Research Reports Antimicrobial-Resistant Infections are a Leading Cause of Death Worldwide, Ahead of HIV & Malaria

By the bioMérieux Connection Editors

Antimicrobial resistance (AMR) is one of the most daunting healthcare challenges of our time. Growing worldwide and projected to surpass cancer-related deaths by 2050, the AMR pandemic poses serious health risks for populations around the globe. A recent report published in the Lancet, with comprehensive data from 2019, shows a striking increase in AMR infections and fatalities. The study found that in 2019, there were 4.95 million deaths associated with drug-resistant bacterial infections. Of those, 1.27 million deaths were directly caused by AMR. This far surpasses Jim O’Neil’s 2016 estimate of 700,000 AMR-related deaths each year. To put that in context, the study authors write that in 2019, “AMR would have been the 12th leading GBD Level 3 cause of death globally, ahead of both HIV and malaria.”

This report is extremely important for understanding the trajectory of AMR, because this is the first time 204 countries and territories have been included for analysis, as well as investigation of regional impact, representing the most comprehensive analysis of the global AMR burden to date. The findings support the adoption of a definitive plan to mitigate the emergence and spread of resistant pathogens. However, the authors of an accompanying editorial for the Lancet write that, “action has been episodic and uneven, resulting in global inequities in AMR,” and they note that in general, “a lot of research has described the problem of AMR, but not enough has been done to study the solutions or how to change the political conversation.”

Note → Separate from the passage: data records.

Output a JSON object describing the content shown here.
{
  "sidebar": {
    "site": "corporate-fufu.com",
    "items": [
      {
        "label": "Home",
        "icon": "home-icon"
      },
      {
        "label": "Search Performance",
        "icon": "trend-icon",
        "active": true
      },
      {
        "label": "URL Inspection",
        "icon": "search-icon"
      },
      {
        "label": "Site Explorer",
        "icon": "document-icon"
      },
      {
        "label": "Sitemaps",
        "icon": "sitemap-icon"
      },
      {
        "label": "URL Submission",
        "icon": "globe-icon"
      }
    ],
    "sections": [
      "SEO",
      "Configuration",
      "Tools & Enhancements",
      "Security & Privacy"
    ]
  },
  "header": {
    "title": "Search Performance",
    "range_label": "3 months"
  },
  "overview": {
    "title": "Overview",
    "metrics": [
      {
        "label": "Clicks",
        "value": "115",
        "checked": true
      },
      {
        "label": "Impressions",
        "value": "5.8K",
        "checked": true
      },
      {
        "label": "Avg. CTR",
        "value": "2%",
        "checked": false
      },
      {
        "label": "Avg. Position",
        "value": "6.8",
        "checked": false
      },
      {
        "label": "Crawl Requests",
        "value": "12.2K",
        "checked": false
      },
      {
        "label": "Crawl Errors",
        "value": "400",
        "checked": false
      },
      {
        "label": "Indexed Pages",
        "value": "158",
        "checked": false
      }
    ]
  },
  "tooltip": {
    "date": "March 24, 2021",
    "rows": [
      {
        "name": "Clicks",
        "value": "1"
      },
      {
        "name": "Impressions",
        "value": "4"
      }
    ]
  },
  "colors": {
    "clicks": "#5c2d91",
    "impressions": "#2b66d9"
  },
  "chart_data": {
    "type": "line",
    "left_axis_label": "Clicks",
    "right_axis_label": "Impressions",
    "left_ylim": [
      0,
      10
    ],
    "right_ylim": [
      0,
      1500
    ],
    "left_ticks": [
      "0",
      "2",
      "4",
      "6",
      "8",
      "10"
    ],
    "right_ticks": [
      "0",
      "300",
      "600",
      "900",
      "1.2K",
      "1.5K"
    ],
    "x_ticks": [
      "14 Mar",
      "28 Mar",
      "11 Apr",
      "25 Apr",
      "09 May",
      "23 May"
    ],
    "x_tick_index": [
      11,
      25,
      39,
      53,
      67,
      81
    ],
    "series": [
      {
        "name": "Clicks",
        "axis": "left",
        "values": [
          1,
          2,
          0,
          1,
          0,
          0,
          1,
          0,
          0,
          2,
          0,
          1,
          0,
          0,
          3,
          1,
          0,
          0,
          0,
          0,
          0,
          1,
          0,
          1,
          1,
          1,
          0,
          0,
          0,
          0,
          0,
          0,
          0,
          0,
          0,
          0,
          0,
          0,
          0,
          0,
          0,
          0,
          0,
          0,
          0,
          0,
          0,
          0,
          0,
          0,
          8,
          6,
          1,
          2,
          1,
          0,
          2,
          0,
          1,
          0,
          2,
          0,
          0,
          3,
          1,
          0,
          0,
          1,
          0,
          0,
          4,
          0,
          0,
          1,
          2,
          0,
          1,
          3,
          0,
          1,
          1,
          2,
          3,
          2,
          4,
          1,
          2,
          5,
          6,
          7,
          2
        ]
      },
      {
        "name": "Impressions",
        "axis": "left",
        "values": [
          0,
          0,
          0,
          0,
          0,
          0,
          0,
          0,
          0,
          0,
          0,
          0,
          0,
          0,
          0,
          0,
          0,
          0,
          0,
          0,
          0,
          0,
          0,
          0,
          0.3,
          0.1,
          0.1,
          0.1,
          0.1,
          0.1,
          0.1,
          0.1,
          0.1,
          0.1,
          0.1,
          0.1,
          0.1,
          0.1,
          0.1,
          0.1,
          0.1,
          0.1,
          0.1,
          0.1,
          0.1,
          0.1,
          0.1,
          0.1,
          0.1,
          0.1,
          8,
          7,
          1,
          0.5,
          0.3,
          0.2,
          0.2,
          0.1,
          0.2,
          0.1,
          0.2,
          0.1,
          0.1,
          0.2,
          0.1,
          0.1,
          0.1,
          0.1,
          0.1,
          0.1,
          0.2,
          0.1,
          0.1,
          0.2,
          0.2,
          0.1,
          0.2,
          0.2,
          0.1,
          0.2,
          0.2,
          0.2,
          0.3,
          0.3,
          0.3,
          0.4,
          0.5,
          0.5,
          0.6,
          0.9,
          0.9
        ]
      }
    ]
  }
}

Fighting AMR Requires Urgency and Collaboration

AMR naturally occurs over time when microorganisms such as bacteria, viruses, fungi, and parasites adapt in the presence of medications designed to fight them. As a result of AMR, infections such as pneumonia, tuberculosis, gonorrhea, and salmonellosis are becoming harder to manage and treat effectively. The persistent growth of antibiotic-resistant bacteria can be largely attributed to the misuse and overuse of antibiotics used in both humans and animals.

The burden of AMR is inherently associated with statistics such as increased morbidity, mortality, and high economic costs. The complexity of the issue and its widespread impact demands a comprehensive approach to fighting it. Experts have recommended that coupling a One Health approach with principles such as boosting public awareness, better surveillance, improved diagnostics, more rational use of antibiotics, access to clean water and sanitation, and investments in new antimicrobials and vaccines can all contribute to combating AMR.

Critically, the researchers note that, “[I]f all drug-resistant infections were replaced by no infection, 4.95 million deaths could have been prevented in 2019, whereas if all drug-resistant infections were replaced by drug-susceptible infections, 1.27 million deaths could have been prevented.” Fighting AMR and preventing the further emergence and spread of resistant pathogens is a necessity worldwide. As Professor Dame Sally Davies, UK Chief Medical Officer, emphasizes, “we have reached a critical point and must act now on a global scale to slow down antimicrobial resistance.”


Opinions expressed in this article are not necessarily those of bioMérieux, Inc.